ClientEarth has announced plans to appeal the High Court's dismissal of its lawsuit against Shell’s board of directors over climate risk management.
ClientEarth initially filed the claim in February, with backing from a number of institutional investors, including UK pension schemes Nest and London CIV, and a number of European pension funds, such as the Sweden's AP3, and Danica Pension and AP Pension in Denmark.
In particular, the claim argued that Shell’s board is in breach of its legal duties under the UK Companies Act to manage the climate risk facing the company, also failing to ensure compliance with the Dutch Order.
The judge dismissed the application for permission to bring a derivative claim against the board of directors of Shell plc in May, after concluding that “there is no basis for a claim for breach of directors’ duties (arising from the allegations ClientEarth has made on the board’s management of climate risk or compliance with the Dutch Order)”.
Although a reconsideration hearing was granted for this month, the Judge maintained his decision, concluding that there is a "fundamental defect in ClientEarth’s case because it ignores the fact that the management of a business of the size and complexity of that of Shell will require the directors to take into account a range of competing considerations, the proper balancing of which is a classic management decision with which the court is ill-equipped to interfere".
Despite the latest ruling, ClientEarth said that it stands by its claim that the board is breaching its legal duties by failing to properly manage the risks of climate change, confirming that it will no request permission to appeal.

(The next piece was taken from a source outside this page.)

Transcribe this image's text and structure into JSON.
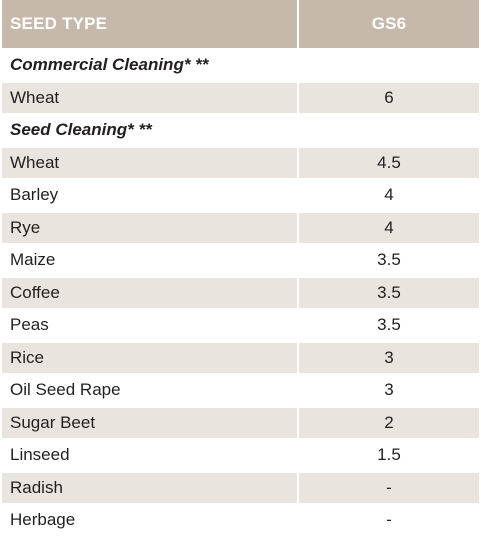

Commenting on the news, ClientEarth senior lawyer, Paul Benson, stated: “We are disappointed that the Judge has declined to reconsider his decision. The hearing was the first step towards appeal, which we will now pursue.
“The court has accepted that climate change poses significant and foreseeable risks to Shell. We firmly stand behind our claim that the board is currently neglecting to address those risks adequately, to the detriment of its shareholders.
“The board’s strategy to manage the risks of the energy transition was fundamentally flawed as it was. Now the board seems to be dropping even any pretence that it will take meaningful action.
“The board’s refusal to take decisive action to prepare the company for the fast-advancing energy transition puts Shell’s future commercial viability at risk and, we maintain, is in breach of the board’s duties under English law.”
However, a spokesperson for Shell said that the group “remains confident” that the court will stand by its previous rulings if ClientEarth appeals, stating: “This is the right outcome – the court has reaffirmed its decision that this claim is fundamentally flawed and has, once again, dismissed it.
“We believe our directors have always complied with their duties and acted in the company’s best interest. This claim entirely ignores how directors of a business as large and complex as Shell must balance a range of competing considerations.
“This claim is utterly misconceived and a clear misuse of the English courts. Should ClientEarth seek permission to appeal, we remain confident that the court will stand by its rulings.”
Herbert Smith Freehills partner and head of its environmental, social and governance (ESG) practice, Silke Goldberg, highlighted the latest judgment as demonstration that "it will be difficult to challenge directors’ strategic and long-term decision making via a derivative action".
"This judgment confirms that the court is very reluctant to interfere in company management decisions, particularly where they require directors to balance competing considerations," she continued.
"This applies to both the strategy directors adopt and how it is implemented on a day-to-day basis.
"The motive for challenging directors' actions in court may also be relevant – it is clear that the court is unlikely to allow a derivative action to proceed if it considers that legal action has been brought for an ulterior purpose."
Also commenting on the ruling, Cripps commercial disputes partner, Joanna Ford, stated: "The judge rightly highlighted that in complying with their duties, the Shell directors have various competing considerations that they must take into account.
“These factors are often finely balanced, and prioritising one above the others could lead to directors being accused of breaching their duties towards other stakeholders. This doesn’t mean that climate litigation claims are dead in the water, but there would need to be clear evidence of an serious breach in order for a claim to stick.”
However, Ford argued that the decision “shouldn’t be seen as a licence for company directors to simply ignore ESG issues”.
“As we get closer to the net-zero target date of 2050 there is likely to be less and less scope for directors to argue that climate issues shouldn’t weigh heavily into their decision making about the management of the companies they are in charge of,” she added.